I can remember as a kid we had off from school on both Lincoln's Birthday and on Washington's Birthday (we also heard from the sixth graders 'they don't celebrate Lincoln's Birthday in the South because of The War'). Children of the Baby Boom, and part of the cohort that was in the first part of that boom, I'm not sure all my classmates understood which 'the war' the sixth graders were talking about.
We had, after all, learned to duck under our desks and turn away from the windows during the air raid drills we seemed to have on a daily basis. I wasn't that old when something happened in Cuba, or near it, that scared the willies out of the grown-ups and we started having drills at school almost every day. Still, I didn't understand what war "the South" was angry about until catching a TV show (I think on ABC) on Saturday afternoons about the The Civil War. It turned my world upside down.

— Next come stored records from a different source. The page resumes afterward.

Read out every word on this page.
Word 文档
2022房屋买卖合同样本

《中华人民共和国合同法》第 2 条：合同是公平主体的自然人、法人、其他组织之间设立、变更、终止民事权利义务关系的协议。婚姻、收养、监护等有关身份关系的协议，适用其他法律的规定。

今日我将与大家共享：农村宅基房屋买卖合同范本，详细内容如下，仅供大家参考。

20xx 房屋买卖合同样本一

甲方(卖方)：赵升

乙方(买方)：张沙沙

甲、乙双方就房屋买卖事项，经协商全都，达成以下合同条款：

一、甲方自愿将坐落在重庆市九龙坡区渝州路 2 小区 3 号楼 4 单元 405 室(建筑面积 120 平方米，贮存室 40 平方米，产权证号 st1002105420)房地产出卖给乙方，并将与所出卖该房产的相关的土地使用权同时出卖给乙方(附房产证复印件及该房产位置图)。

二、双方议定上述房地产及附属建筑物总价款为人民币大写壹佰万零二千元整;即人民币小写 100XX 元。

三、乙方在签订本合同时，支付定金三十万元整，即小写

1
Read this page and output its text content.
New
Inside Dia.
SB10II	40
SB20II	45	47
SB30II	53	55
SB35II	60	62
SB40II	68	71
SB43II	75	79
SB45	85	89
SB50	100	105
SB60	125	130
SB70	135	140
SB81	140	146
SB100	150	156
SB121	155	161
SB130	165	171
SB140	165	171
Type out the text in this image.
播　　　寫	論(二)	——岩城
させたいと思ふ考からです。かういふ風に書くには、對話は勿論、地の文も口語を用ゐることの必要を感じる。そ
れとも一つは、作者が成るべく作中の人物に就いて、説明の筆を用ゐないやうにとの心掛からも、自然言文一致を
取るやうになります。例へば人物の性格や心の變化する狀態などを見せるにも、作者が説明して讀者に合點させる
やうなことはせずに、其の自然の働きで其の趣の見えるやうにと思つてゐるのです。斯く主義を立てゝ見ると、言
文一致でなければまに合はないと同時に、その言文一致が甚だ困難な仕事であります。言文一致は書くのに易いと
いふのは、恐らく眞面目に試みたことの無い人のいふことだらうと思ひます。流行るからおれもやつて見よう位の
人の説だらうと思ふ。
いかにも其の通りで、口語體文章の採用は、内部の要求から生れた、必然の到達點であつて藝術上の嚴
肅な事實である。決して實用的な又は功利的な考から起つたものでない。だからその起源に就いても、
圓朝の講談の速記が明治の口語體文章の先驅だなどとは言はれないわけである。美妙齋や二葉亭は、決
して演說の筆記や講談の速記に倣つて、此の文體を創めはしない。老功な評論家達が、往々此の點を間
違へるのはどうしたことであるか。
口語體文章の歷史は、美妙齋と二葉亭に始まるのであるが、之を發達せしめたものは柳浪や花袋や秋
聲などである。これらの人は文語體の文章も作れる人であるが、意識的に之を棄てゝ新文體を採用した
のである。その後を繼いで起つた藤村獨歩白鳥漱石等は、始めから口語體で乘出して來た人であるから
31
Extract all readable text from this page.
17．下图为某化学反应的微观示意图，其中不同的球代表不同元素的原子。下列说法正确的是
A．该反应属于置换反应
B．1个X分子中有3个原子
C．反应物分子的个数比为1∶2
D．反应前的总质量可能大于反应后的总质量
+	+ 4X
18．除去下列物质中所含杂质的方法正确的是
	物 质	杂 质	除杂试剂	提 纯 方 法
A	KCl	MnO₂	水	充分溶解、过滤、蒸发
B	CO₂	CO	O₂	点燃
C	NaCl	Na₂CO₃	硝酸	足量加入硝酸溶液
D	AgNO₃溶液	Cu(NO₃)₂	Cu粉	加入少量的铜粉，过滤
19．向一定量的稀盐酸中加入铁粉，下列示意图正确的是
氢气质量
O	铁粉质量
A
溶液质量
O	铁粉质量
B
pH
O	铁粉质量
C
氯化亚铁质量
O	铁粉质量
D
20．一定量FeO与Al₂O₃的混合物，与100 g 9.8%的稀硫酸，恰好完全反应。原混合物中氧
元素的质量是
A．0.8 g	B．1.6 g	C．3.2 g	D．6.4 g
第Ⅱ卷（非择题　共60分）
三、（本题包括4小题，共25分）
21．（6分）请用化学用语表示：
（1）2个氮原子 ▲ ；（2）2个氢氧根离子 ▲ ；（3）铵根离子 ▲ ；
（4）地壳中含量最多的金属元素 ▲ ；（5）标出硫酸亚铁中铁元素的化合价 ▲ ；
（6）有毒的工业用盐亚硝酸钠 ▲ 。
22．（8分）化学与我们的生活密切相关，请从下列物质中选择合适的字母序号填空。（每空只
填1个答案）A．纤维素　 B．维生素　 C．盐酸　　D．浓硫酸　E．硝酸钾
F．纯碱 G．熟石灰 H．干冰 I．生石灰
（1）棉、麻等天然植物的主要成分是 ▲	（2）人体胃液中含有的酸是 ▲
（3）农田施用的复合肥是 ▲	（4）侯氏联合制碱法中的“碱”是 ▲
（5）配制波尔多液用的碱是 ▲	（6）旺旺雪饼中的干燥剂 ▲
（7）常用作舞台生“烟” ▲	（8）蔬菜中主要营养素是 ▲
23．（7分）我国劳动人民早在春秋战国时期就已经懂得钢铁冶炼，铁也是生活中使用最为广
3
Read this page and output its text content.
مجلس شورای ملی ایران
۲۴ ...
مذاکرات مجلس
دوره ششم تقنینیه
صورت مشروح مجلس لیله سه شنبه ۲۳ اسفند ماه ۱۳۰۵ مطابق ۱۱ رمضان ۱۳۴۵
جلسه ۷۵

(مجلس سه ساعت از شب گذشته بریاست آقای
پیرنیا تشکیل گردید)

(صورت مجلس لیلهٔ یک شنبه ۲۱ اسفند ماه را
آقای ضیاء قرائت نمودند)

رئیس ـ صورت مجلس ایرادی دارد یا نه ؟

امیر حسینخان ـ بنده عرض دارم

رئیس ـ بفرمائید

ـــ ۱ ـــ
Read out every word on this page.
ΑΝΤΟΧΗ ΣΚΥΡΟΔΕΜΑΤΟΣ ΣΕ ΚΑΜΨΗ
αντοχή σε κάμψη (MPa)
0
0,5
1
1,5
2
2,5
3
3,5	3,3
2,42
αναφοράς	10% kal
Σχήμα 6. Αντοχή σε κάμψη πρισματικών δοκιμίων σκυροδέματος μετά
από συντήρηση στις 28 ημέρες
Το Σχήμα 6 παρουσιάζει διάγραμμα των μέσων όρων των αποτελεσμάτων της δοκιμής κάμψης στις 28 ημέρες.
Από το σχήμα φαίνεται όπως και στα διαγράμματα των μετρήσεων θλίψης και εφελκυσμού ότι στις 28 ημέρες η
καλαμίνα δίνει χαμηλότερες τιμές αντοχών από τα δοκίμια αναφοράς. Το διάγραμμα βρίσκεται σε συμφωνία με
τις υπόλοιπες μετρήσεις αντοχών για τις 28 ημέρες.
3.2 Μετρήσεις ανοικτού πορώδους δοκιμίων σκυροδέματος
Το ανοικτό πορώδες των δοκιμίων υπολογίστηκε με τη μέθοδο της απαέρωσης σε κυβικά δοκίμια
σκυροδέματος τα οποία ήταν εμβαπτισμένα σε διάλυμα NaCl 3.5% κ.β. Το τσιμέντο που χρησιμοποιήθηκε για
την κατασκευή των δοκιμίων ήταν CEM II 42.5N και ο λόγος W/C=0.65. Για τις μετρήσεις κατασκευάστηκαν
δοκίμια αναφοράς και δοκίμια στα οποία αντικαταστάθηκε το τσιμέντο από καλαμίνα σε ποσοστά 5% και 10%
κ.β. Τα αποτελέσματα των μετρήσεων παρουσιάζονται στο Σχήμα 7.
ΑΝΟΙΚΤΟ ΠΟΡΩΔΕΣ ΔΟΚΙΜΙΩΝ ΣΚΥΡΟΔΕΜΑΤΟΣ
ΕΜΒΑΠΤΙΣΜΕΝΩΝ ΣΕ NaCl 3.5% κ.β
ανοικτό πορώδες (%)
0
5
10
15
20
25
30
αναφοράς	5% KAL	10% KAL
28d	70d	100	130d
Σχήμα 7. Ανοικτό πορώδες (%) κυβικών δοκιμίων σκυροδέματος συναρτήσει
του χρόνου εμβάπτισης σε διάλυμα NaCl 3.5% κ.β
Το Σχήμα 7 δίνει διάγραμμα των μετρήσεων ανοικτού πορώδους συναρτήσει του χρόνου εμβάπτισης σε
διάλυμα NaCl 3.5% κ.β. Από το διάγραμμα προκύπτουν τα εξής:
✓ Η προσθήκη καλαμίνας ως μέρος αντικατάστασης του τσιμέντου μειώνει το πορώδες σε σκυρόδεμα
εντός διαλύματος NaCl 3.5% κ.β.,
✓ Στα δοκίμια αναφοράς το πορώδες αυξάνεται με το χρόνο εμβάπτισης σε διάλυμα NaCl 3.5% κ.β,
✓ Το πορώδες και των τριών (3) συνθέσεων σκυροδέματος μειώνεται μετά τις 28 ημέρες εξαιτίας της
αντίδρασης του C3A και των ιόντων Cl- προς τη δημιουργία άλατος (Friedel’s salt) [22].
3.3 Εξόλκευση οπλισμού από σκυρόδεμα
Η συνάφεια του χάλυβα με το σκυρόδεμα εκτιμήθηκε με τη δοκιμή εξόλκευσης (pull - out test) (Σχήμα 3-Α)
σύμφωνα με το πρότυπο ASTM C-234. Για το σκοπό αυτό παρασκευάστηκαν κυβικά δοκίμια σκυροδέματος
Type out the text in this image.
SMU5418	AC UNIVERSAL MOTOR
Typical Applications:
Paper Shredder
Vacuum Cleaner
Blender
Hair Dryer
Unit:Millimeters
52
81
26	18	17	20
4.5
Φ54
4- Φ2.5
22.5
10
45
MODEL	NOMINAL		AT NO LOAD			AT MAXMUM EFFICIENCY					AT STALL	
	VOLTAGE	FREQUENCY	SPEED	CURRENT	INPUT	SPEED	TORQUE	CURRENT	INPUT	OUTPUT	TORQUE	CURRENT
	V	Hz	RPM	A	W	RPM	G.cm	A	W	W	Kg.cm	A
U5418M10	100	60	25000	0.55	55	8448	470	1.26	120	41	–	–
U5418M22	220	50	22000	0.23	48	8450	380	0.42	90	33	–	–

I think we're all similar in that we are, each, the center of our own universe, and we assume the world as it is, is how it's always been. The idea that some of my classmates in Mrs. Hilge's 3B would have been considered furniture a hundred years earlier struck me as surreal. As I grew older (not matured) and I learned how prevalent and historic the slave trade was, and in some places still is, and how much carnage the so-called Civil War created (fought for many different reasons as I was to learn), the more profound became my admiration for Mr. Lincoln.
Who didn't already admire the Father of Our Country, George Washington (though I never did figure out who the mother is)? The chopping down of the cherry tree, the crossing of the Delaware, "first in war, first in peace, and first in the hearts of his countrymen'. It was amazing to me as a schoolchild to have had two Presidents born in the same month with such a profound impact on our country.
And now, see how we run. We have a Monday holiday to honor all of those who have been President to include Warren Harding and Millard Fillmore and John Calhoun. I'm sure each, well and lesser known, has had a hand in making us who we are today. So far, all we've elected to the Presidency are men, and it was less 120 days ago that we, as a nation, finally broke the color line which is, and was, historical unto itself.
I still believe I live in a country when anyone can grow up to be President and that, more than any specific person who's ever been President, is why I celebrate this holiday. It's not a reason to go to the mall and clean up on the post-Valentine's day stuff at Victoria's Secret (in light of those outfits where would she keep anything secret?). It would be nice to spare a thought for the tens of thousands of our best and brightest young, and not so young, men and women we have across the globe in places that make the news every night (like Iraq and Afghanistan) as well as places whose names we probably struggle to pronounce who protect, among other things, the rights of daydreamers to imagine they, too, could grow up to be President.
-bill kenny
Ramblings of a badly aged Baby Boomer who went from Rebel Without a Cause to Bozo Without a Clue in, seemingly, the same afternoon.